According to the report, Apple “blocked nearly 3.9 million stolen credit cards from being used to make fraudulent purchases, and banned 714,000 accounts from transacting again.” In all the company says it blocked $2.09 billion in fraudulent transactions on its App Store in 2022.
Meanwhile, Apple said its efforts to launch new methods and protocols designed to prevent the creation of fraudulent developer accounts have paid off. In 2021, the company terminated 802,000 such accounts. Last year, that number was cut nearly in half.
Apple says it also rejected nearly 1.7 million app submissions from the App Store, including ones it flagged for fraud and privacy concerns.
“In more than one case this year, App Review caught apps using malicious code with the potential to steal users’ credentials from third-party services,” the company said. “In other instances, the App Review team identified several apps that disguised themselves as innocuous financial management platforms but had the capability to morph into another app.”
This news follows reports from earlier this year that Apple was going to start providing more information about the legal basis for countries’ requests for it to remove apps from the store.
The move came in the wake of complaints by activist investors who argued the company had been secretive about why it banned some apps.

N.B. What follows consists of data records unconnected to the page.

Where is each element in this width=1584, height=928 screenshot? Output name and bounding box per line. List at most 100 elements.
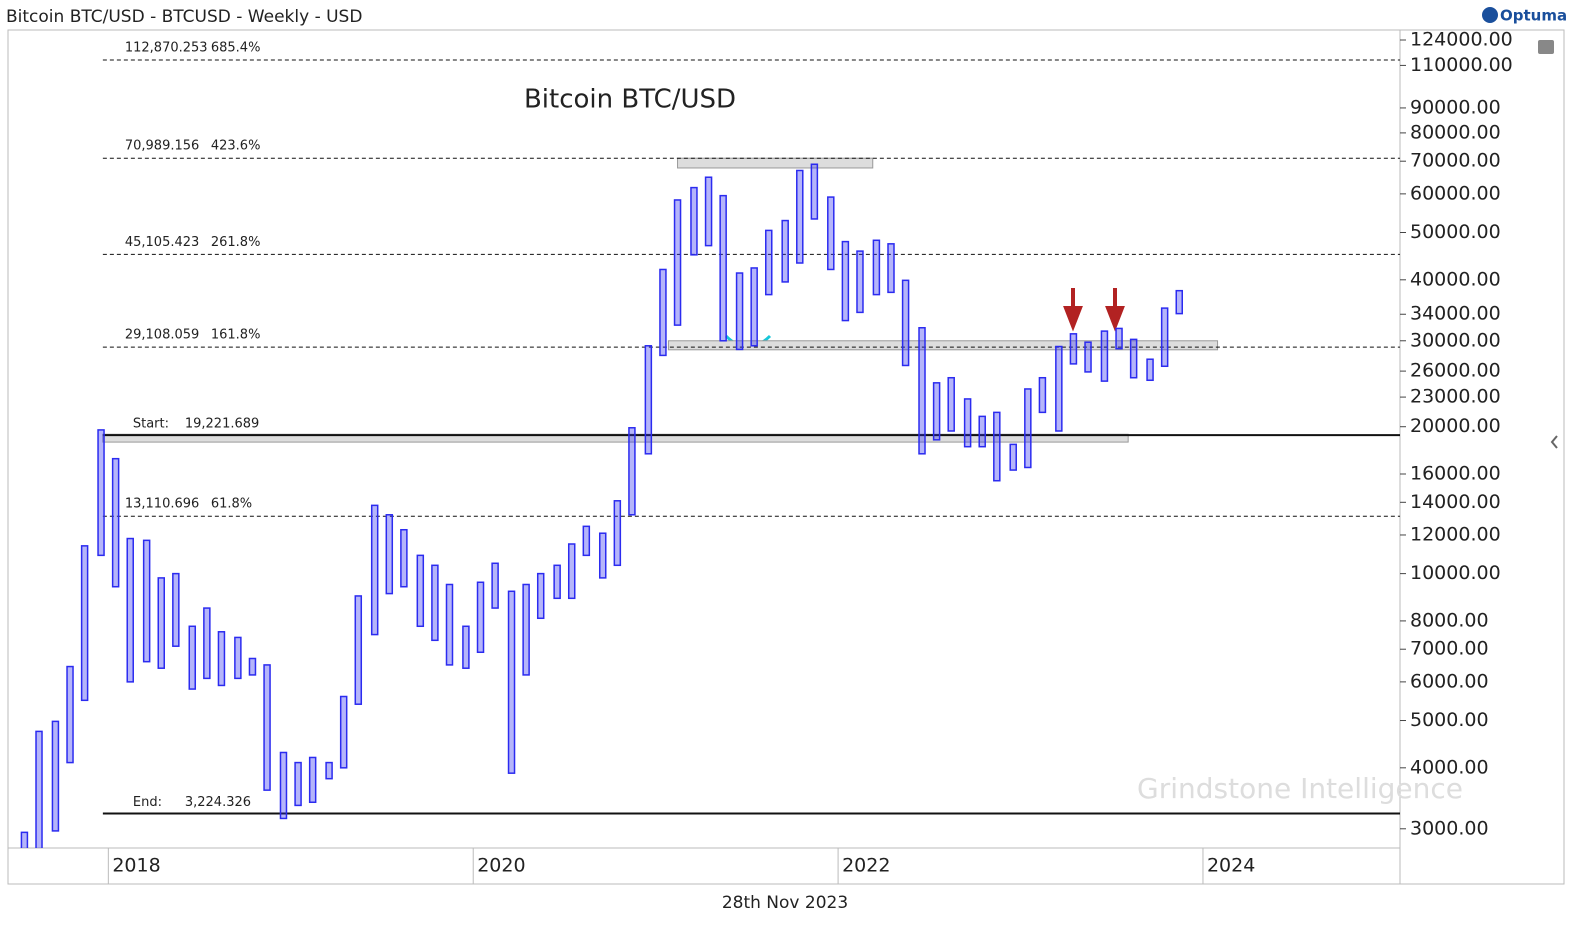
price-bar xyxy=(431,564,439,642)
price-bar xyxy=(370,504,379,636)
x-tick-label: 2020 xyxy=(477,855,525,877)
price-bar xyxy=(339,695,348,769)
price-bar xyxy=(1129,338,1138,379)
price-bar xyxy=(416,554,425,628)
price-bar xyxy=(810,163,819,220)
level-pct: 261.8% xyxy=(211,235,261,250)
y-tick-label: 12000.00 xyxy=(1410,523,1501,545)
level-pct: 161.8% xyxy=(211,328,261,343)
y-tick-label: 26000.00 xyxy=(1410,360,1501,382)
y-tick-label: 30000.00 xyxy=(1410,329,1501,351)
price-bar xyxy=(1055,345,1063,432)
price-bar xyxy=(735,272,744,351)
price-bar xyxy=(263,664,271,791)
price-bar xyxy=(507,590,516,774)
axis-frame xyxy=(1399,29,1565,885)
price-bar xyxy=(704,176,713,247)
x-tick-label: 2018 xyxy=(112,855,160,877)
y-tick-label: 80000.00 xyxy=(1410,121,1501,143)
price-bar xyxy=(887,243,895,294)
price-bar xyxy=(97,429,105,557)
price-bar xyxy=(354,595,363,705)
price-bar xyxy=(126,537,134,683)
level-pct: 685.4% xyxy=(211,40,261,55)
y-tick-label: 60000.00 xyxy=(1410,182,1501,204)
price-bar xyxy=(188,625,197,690)
price-bar xyxy=(80,545,89,702)
footer-date: 28th Nov 2023 xyxy=(722,893,848,913)
price-bar xyxy=(841,240,850,322)
price-bar xyxy=(978,415,986,448)
price-bar xyxy=(781,219,789,283)
x-tick-label: 2022 xyxy=(842,855,890,877)
level-label: 3,224.326 xyxy=(185,795,251,810)
y-tick-label: 110000.00 xyxy=(1410,54,1513,76)
y-tick-label: 16000.00 xyxy=(1410,463,1501,485)
price-bar xyxy=(918,327,926,455)
price-bar xyxy=(491,562,499,609)
y-tick-label: 34000.00 xyxy=(1410,303,1501,325)
price-bar xyxy=(445,583,454,666)
brand-icon xyxy=(1482,7,1498,23)
price-bar xyxy=(1024,388,1032,469)
price-bar xyxy=(613,500,622,567)
collapse-toggle[interactable] xyxy=(1550,435,1558,449)
price-bar xyxy=(765,229,773,296)
price-bar xyxy=(1100,330,1109,382)
y-tick-label: 23000.00 xyxy=(1410,386,1501,408)
y-tick-label: 8000.00 xyxy=(1410,609,1489,631)
price-bar xyxy=(932,382,941,441)
y-tick-label: 20000.00 xyxy=(1410,415,1501,437)
price-bar xyxy=(522,583,530,676)
y-tick-label: 50000.00 xyxy=(1410,221,1501,243)
level-label: 70,989.156 xyxy=(125,139,199,154)
zone xyxy=(677,157,874,169)
chart-title: Bitcoin BTC/USD xyxy=(524,85,736,115)
level-pct: 423.6% xyxy=(211,139,261,154)
price-bar xyxy=(66,665,74,764)
price-bar xyxy=(217,631,226,687)
level-label: 45,105.423 xyxy=(125,235,199,250)
price-bar xyxy=(1009,443,1017,471)
price-bar xyxy=(35,730,43,848)
price-bar xyxy=(901,279,910,367)
level-name: Start: xyxy=(133,417,169,432)
arrow xyxy=(1063,288,1125,332)
x-tick-label: 2024 xyxy=(1207,855,1255,877)
level-label: 29,108.059 xyxy=(125,328,199,343)
y-tick-label: 4000.00 xyxy=(1410,756,1489,778)
price-bar xyxy=(172,572,180,647)
price-bar xyxy=(567,543,576,600)
price-bar xyxy=(20,831,29,848)
price-bar xyxy=(111,457,120,588)
y-tick-label: 40000.00 xyxy=(1410,268,1501,290)
price-bar xyxy=(248,657,257,676)
price-bar xyxy=(582,525,591,557)
price-bar xyxy=(963,398,972,448)
price-bar xyxy=(462,625,470,669)
header: Bitcoin BTC/USD - BTCUSD - Weekly - USD xyxy=(6,7,362,27)
price-bar xyxy=(279,751,288,820)
x-axis-frame xyxy=(7,847,1401,885)
price-bar xyxy=(628,427,636,516)
price-bar xyxy=(51,720,60,832)
price-bar xyxy=(644,345,653,455)
lock-icon[interactable] xyxy=(1538,40,1554,54)
price-bar xyxy=(1084,341,1092,373)
zone xyxy=(667,340,1219,351)
price-bar xyxy=(750,267,758,347)
price-bar xyxy=(476,581,485,654)
y-tick-label: 3000.00 xyxy=(1410,817,1489,839)
price-bar xyxy=(690,186,698,256)
price-bar xyxy=(659,268,667,357)
price-bar xyxy=(1069,333,1078,365)
price-bar xyxy=(1115,327,1123,350)
level-name: End: xyxy=(133,795,162,810)
level-label: 13,110.696 xyxy=(125,497,199,512)
y-tick-label: 124000.00 xyxy=(1410,29,1513,51)
price-bar xyxy=(827,196,835,271)
price-bar xyxy=(872,239,881,296)
y-tick-label: 70000.00 xyxy=(1410,150,1501,172)
price-bar xyxy=(796,169,804,264)
brand: Optuma xyxy=(1500,7,1567,25)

Apple’s anti-fraud actions are happening amid a surge in fraud attempts. Research by PYMNTS and The Clearing House has found that the number of attempted fraud transactions jumped by 92% between 2021 and 2022, with attempted fraud dollar amounts leapt a massive 142%.
According to the Federal Trade Commission (FTC), the amount of money lost to fraud last year grew more than 30% from 2021 to $8.8 billion.
“And that was just for consumers. Businesses had to account for their own variety and scale of fraud,” PYMNTS wrote earlier this month, while the total dollar cost of fraud is expected to increase in the coming years, as scams and other fraudulent crimes become more prevalent.
“It’s a continuous spectrum,” Michael Jabbara, global head of fraud services at Visa, told PYMNTS in March. Companies, he said, must “think about every interaction across multiple dimensions and think strategically about the appropriate safeguards to put in place to reduce potential incidents of fraud.”